Il protocollo che pedissequamente dovrà essere istituito dall'odontoiatra nel trattare in condizioni di sicurezza queste tipologie di pazienti essenzialmente consiste di tre fasi, e cioè:

  1. Nella fase preoperatoria è fondamentale effettuare un'anamnesi dettagliata del paziente che assume anticoagulanti orali ed acquisire una valutazione dell'INR nelle ore che immediatamente precedono l'intervento e che regolarmente tali pazienti eseguono di routine. In questa fase, se l'INR ha un valore maggiore di 3,5-4 è assolutamente controindicato l'intervento di chirurgia, che andrà programmato in una fase successiva e, comunque, dopo un consulto con il medico curante al fine di arrivare ad una comune decisione sul comportamento clinico. Il medico curante, infatti, spesso non pone distinzione tra un intervento di chirurgia maggiore ed un intervento di chirurgia di tipo orale e sistematicamente consiglia una sospensione e/o riduzione della terapia ed, a questo punto, è dovere dell'odontoiatra descrivere accuratamente il tipo d'intervento rappresentando, altresì, le probabili complicanze che questa decisione di assunzione discontinua della terapia anticoagulante può comportare. E' importante, pertanto, la collaborazione e la comunicazione tra le varie figure professionali per giungere ad un risultato più ottimale per il paziente ed, allo stesso tempo, esimendo l'odontoiatra dalle proprie responsabilità sul piano clinico e medico-legale.

  2. Nella fase operatoria è opportuno mettere in atto tutte quelle strategie che possano ridurre al minimo l'insorgere di emorragie postoperatorie ponendo la massima attenzione a che l'intervento chirurgico sia il meno cruento possibile ed utilizzando i vari presidi emostatici (sciacqui e somministrazione di acido tranexamico, spugne di gelatina, ossicellulosa riassorbibile, suture, tamponamento con garze sterili, etc.). E', altresì, importante che dopo l'intervento il paziente vada monitorato e dimesso solo quando si è certi di avere ottenuto un'emostasi valida e la profilasssi antibiotica ed antinfiammatoria dovrà essere prescritta solo per quei pazienti per cui è necessario, al fine di evitare interazioni tra i vari tipi di farmaci. Esistono, difatti, prove scientifiche che il paracetamolo, la nimesulide e le penicilline interagiscono con il warfarin, potenziandone l'effetto con la conseguenza di una maggiore incidenza di eventi emorragici. Se, necessario, come farmaci antiflogistici, potranno essere somministrati l'ibuprofene ed il naprossene in quanto più sicuri dal punta di vista delle interazioni.

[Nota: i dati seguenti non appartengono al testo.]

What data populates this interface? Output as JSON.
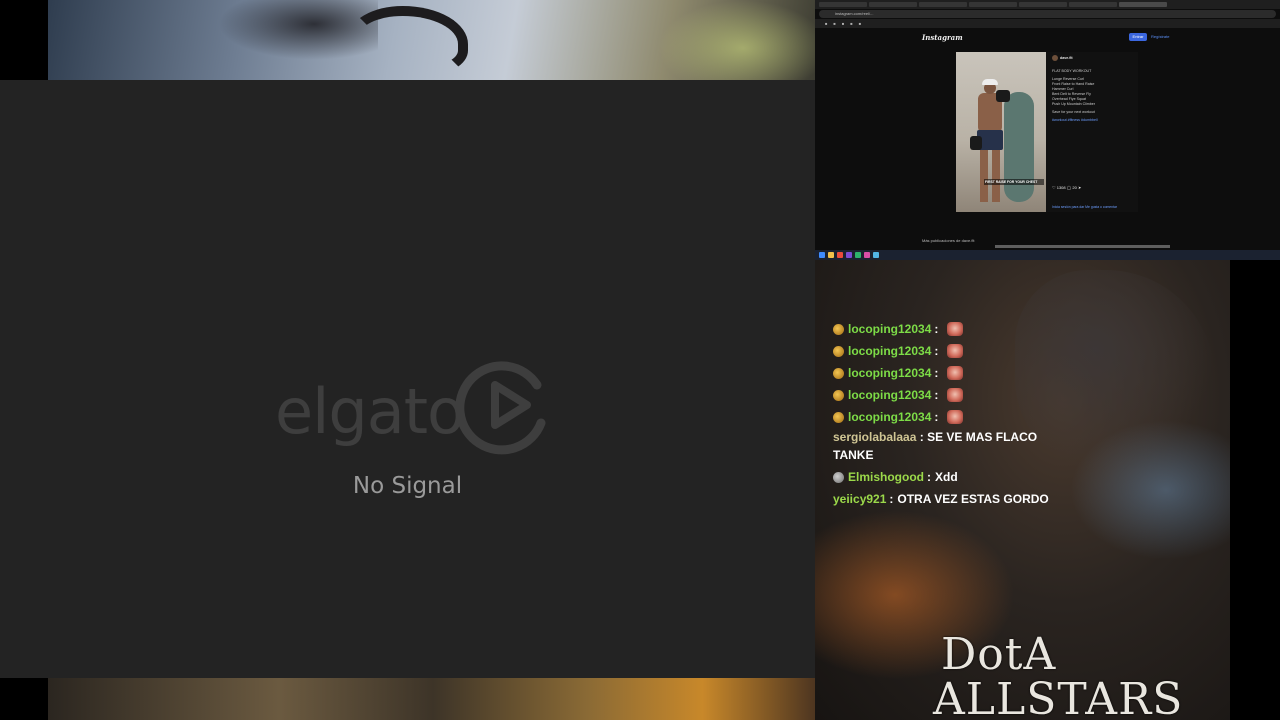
{
  "elgato": {
    "brand": "elgato",
    "status": "No Signal"
  },
  "browser": {
    "tabs": [
      "",
      "",
      "",
      "",
      "",
      "",
      ""
    ],
    "url": "instagram.com/reel/...",
    "bookmarks": [
      "",
      "",
      "",
      "",
      "",
      ""
    ]
  },
  "instagram": {
    "logo": "Instagram",
    "login_label": "Entrar",
    "signup_label": "Regístrate",
    "post": {
      "username": "dave.fit",
      "photo_caption": "FIRST RAISE FOR YOUR CHEST",
      "caption_title": "FLAT BODY WORKOUT",
      "caption_lines": [
        "Lunge Reverse Curl",
        "Front Raise to Hand Raise",
        "Hammer Curl",
        "Bent Delt to Reverse Fly",
        "Overhead Flye Squat",
        "Push Up Mountain Climber"
      ],
      "cta": "Save for your next workout",
      "hashtags": "#workout #fitness #dumbbell",
      "likes": "1308",
      "comments": "20",
      "comment_prompt": "Inicia sesión para dar Me gusta o comentar"
    },
    "more_posts": "Más publicaciones de dave.fit"
  },
  "chat": {
    "messages": [
      {
        "user": "locoping12034",
        "text": "",
        "badge": "gold",
        "emote": true
      },
      {
        "user": "locoping12034",
        "text": "",
        "badge": "gold",
        "emote": true
      },
      {
        "user": "locoping12034",
        "text": "",
        "badge": "gold",
        "emote": true
      },
      {
        "user": "locoping12034",
        "text": "",
        "badge": "gold",
        "emote": true
      },
      {
        "user": "locoping12034",
        "text": "",
        "badge": "gold",
        "emote": true
      },
      {
        "user": "sergiolabalaaa",
        "text": "SE VE MAS FLACO TANKE",
        "badge": "none",
        "emote": false
      },
      {
        "user": "Elmishogood",
        "text": "Xdd",
        "badge": "gray",
        "emote": false
      },
      {
        "user": "yeiicy921",
        "text": "OTRA VEZ ESTAS GORDO",
        "badge": "none",
        "emote": false
      }
    ]
  },
  "game_logo": {
    "line1": "DotA",
    "line2": "ALLSTARS"
  },
  "colors": {
    "elgato_bg": "#232323",
    "chat_green": "#7ddc47",
    "chat_olive": "#cfc594",
    "instagram_blue": "#3b67e0"
  }
}
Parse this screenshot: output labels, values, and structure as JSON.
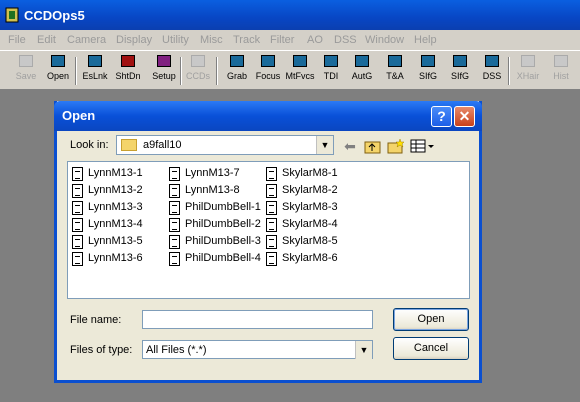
{
  "app": {
    "title": "CCDOps5"
  },
  "menu": [
    "File",
    "Edit",
    "Camera",
    "Display",
    "Utility",
    "Misc",
    "Track",
    "Filter",
    "AO",
    "DSS",
    "Window",
    "Help"
  ],
  "toolbar": [
    {
      "label": "Save",
      "icon": "S",
      "enabled": false
    },
    {
      "label": "Open",
      "icon": "O",
      "enabled": true
    },
    {
      "label": "EsLnk",
      "icon": "L",
      "enabled": true
    },
    {
      "label": "ShtDn",
      "icon": "SD",
      "enabled": true
    },
    {
      "label": "Setup",
      "icon": "S",
      "enabled": true
    },
    {
      "label": "CCDs",
      "icon": "CCD",
      "enabled": false
    },
    {
      "label": "Grab",
      "icon": "G",
      "enabled": true
    },
    {
      "label": "Focus",
      "icon": "F",
      "enabled": true
    },
    {
      "label": "MtFvcs",
      "icon": "MF",
      "enabled": true
    },
    {
      "label": "TDI",
      "icon": "TDI",
      "enabled": true
    },
    {
      "label": "AutG",
      "icon": "AG",
      "enabled": true
    },
    {
      "label": "T&A",
      "icon": "TA",
      "enabled": true
    },
    {
      "label": "SIfG",
      "icon": "SG",
      "enabled": true
    },
    {
      "label": "SIfG",
      "icon": "AO",
      "enabled": true
    },
    {
      "label": "DSS",
      "icon": "D",
      "enabled": true
    },
    {
      "label": "XHair",
      "icon": "X",
      "enabled": false
    },
    {
      "label": "Hist",
      "icon": "H",
      "enabled": false
    }
  ],
  "dialog": {
    "title": "Open",
    "help_glyph": "?",
    "close_glyph": "✕",
    "look_in_label": "Look in:",
    "look_in_value": "a9fall10",
    "file_name_label": "File name:",
    "file_name_value": "",
    "files_of_type_label": "Files of type:",
    "files_of_type_value": "All Files (*.*)",
    "open_label": "Open",
    "cancel_label": "Cancel",
    "files": [
      "LynnM13-1",
      "LynnM13-2",
      "LynnM13-3",
      "LynnM13-4",
      "LynnM13-5",
      "LynnM13-6",
      "LynnM13-7",
      "LynnM13-8",
      "PhilDumbBell-1",
      "PhilDumbBell-2",
      "PhilDumbBell-3",
      "PhilDumbBell-4",
      "SkylarM8-1",
      "SkylarM8-2",
      "SkylarM8-3",
      "SkylarM8-4",
      "SkylarM8-5",
      "SkylarM8-6"
    ]
  },
  "colors": {
    "titlebar": "#0846c4",
    "close": "#c8401a",
    "folder": "#f4d46a"
  }
}
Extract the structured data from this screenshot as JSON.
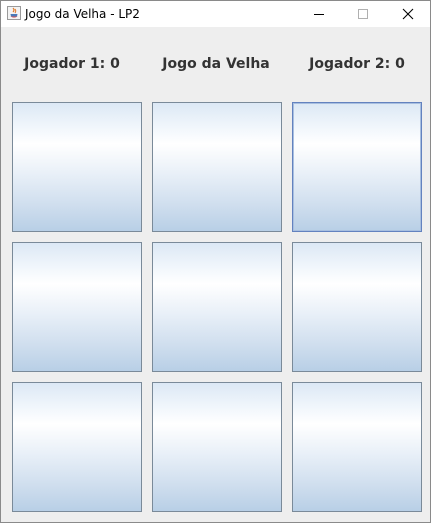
{
  "window": {
    "title": "Jogo da Velha - LP2",
    "controls": {
      "minimize_icon": "minimize-icon",
      "maximize_icon": "maximize-icon",
      "close_icon": "close-icon"
    }
  },
  "header": {
    "player1_label": "Jogador 1: 0",
    "game_title": "Jogo da Velha",
    "player2_label": "Jogador 2: 0"
  },
  "board": {
    "cells": [
      "",
      "",
      "",
      "",
      "",
      "",
      "",
      "",
      ""
    ],
    "focused_cell": 3
  },
  "colors": {
    "window_bg": "#eeeeee",
    "cell_border": "#7a8a99",
    "focus_border": "#6382bf",
    "label_text": "#333333"
  }
}
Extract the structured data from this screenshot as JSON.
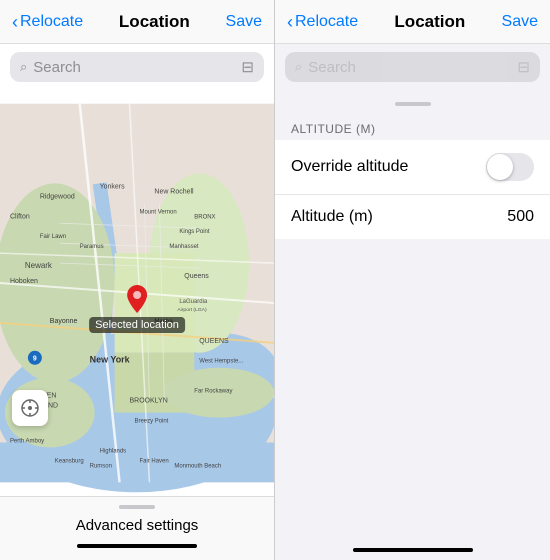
{
  "left": {
    "nav": {
      "back_label": "Relocate",
      "title": "Location",
      "save_label": "Save"
    },
    "search": {
      "placeholder": "Search",
      "icon": "🔍",
      "book_icon": "📖"
    },
    "map": {
      "selected_label": "Selected location",
      "pin_color": "#e02020"
    },
    "bottom": {
      "advanced_label": "Advanced settings",
      "drag_hint": "drag-handle"
    }
  },
  "right": {
    "nav": {
      "back_label": "Relocate",
      "title": "Location",
      "save_label": "Save"
    },
    "search": {
      "placeholder": "Search"
    },
    "altitude_section": {
      "header": "ALTITUDE (M)",
      "rows": [
        {
          "label": "Override altitude",
          "type": "toggle",
          "value": false
        },
        {
          "label": "Altitude (m)",
          "type": "value",
          "value": "500"
        }
      ]
    }
  }
}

  3. Nella fase postoperatoria è consigliabile fornire al paziente tutti quei suggerimenti atti a controllare ed a conservare il coagulo. Dovranno, pertanto, in prima giornata, essere sconsigliati sciacqui anche con collutori a base di clorexidina, mentre consigliabile sarebbe l'applicazione di ghiaccio e l'assunzione di cibi non caldi e morbidi che non vadano a traumatizzare la zona sede dell'intervento. Il paziente dovrà essere controllato a distanza di uno o al massimo due giorni dopo l'intervento per verificare che il processo di guarigione avviene senza complicazioni e dovrà essere allertato ed informato delle possibili complicanze, dandone immediata comunicazione della loro, anche se improbabile, comparsa.